Построили татаре помост на холме, положили на него батыря, и все, кто ни прибегал, ни приезжал на коне, ни приплывал в челне, били в него стрелами, и все текла из тела живая кровь, а черные вороны даже ночами не смели сесть на тело.
Шесть недель лежал так Ермак позором на помосте, пока не пришел в меховой толпе вогульских, остяцких, самоядских, татарских князцов старый, полуслепой сибирский хан Кучум. Долго смотрел он из-под рысьей своей шапки на труп Ермака.
Отвернулся. Приказал хоронить.
Под кудрявой сосной закопали на высоком берегу Ермака сибирские люди, потом долго пировали, говорили, что оплошали, — надо было бы им выбрать казака Ермака своим ханом, говорили, что видят они часто Ермака во сне, что на могиле его по ночам свет столбом и припоздавшие поездники плетьми гонят мимо могилы храпящих своих коней.
Всего полвека прошло после гибели Ермака, а цепь русских городов по берегам рек далеко ушла в Сибирь: и впрямь жива оказалась кровь Ермака! Стучат топоры в Верхотурье, под самым боком Урала, ставят новые избы, лавки, церкви, строят суда на реке Туре — дощаники, насады, каюки, лодьи, струги, чтобы плыть на них народу дальше на всход солнца — вниз, на Тюмень-город.

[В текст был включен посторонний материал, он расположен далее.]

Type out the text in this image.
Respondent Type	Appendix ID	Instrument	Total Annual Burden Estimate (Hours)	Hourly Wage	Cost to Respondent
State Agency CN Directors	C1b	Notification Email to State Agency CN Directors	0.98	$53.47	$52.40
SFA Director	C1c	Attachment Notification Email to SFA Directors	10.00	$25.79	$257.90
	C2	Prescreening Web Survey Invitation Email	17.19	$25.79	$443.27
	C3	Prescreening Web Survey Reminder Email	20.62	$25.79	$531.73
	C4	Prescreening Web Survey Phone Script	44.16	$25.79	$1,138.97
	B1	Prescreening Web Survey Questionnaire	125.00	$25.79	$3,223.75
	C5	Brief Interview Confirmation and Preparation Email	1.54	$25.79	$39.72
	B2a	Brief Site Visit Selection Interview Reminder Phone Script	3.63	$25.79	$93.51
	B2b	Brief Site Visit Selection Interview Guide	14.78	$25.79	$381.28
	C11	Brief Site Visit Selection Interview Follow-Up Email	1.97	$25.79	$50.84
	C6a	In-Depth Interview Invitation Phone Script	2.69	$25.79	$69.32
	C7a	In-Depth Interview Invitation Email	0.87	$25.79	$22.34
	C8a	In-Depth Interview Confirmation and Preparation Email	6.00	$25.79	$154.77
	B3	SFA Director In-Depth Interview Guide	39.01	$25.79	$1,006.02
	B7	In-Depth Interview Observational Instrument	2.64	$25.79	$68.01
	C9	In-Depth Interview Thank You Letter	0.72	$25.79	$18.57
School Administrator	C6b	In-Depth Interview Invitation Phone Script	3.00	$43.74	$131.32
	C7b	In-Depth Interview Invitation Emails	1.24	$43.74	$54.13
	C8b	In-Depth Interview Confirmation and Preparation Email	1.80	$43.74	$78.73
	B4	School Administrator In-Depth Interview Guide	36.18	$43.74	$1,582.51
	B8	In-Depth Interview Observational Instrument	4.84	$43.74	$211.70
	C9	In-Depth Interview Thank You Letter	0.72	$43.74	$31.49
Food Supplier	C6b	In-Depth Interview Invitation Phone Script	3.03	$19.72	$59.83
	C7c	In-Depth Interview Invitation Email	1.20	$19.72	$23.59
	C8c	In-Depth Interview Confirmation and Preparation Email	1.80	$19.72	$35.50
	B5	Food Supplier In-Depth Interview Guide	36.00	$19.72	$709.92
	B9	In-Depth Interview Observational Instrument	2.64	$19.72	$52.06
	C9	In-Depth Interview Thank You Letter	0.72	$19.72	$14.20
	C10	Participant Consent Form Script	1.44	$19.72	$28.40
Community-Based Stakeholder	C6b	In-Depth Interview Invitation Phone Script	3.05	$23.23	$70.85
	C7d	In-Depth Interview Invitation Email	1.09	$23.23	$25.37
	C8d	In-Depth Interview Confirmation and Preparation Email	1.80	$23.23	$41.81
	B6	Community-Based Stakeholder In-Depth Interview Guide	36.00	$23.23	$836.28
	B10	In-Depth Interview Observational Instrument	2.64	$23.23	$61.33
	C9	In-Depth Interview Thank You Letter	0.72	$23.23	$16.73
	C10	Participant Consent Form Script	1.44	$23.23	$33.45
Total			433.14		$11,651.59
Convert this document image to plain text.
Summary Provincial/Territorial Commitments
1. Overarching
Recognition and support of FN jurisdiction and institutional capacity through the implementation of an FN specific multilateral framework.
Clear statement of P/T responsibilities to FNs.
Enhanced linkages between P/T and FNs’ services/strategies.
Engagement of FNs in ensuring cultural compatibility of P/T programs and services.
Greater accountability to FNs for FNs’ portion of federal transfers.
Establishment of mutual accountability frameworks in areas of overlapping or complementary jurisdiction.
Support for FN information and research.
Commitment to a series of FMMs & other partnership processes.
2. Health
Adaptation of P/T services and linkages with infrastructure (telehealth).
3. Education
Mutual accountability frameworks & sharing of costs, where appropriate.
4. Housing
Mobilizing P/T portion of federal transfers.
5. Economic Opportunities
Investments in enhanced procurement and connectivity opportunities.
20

Раньше других городов стала Тюмень, народ в ней обжился, оброс всяким живым городским промыслом: коты тачают, мыло варят, суда чинят, смолят, новые строят, сукна валяют, хомуты шьют, одежу русскую шьют, дерево режут — ложки, братины, достаканы — не хуже волжских, уды на всякую рыбу мастерят, всем торгуют.
Путь лежит из Тюмени водой на восток, на Тобольск-город, где сидят воевода великий Сибирский да архиепископ всея Сибири. Высоко над лукой Иртыша и над Тоболом на холме стоит крепкий острог Тоболеск в ладной деревянной стене, сложенной, словно хоромы, из великих бревен, сверху ход крытый, бойницы по верху и по подошве, избы пристроены для стрельцов. Острог тот — строение общественное: каждый из новоселов должен был срубить и приволочь миром на место по пять бревен на брата.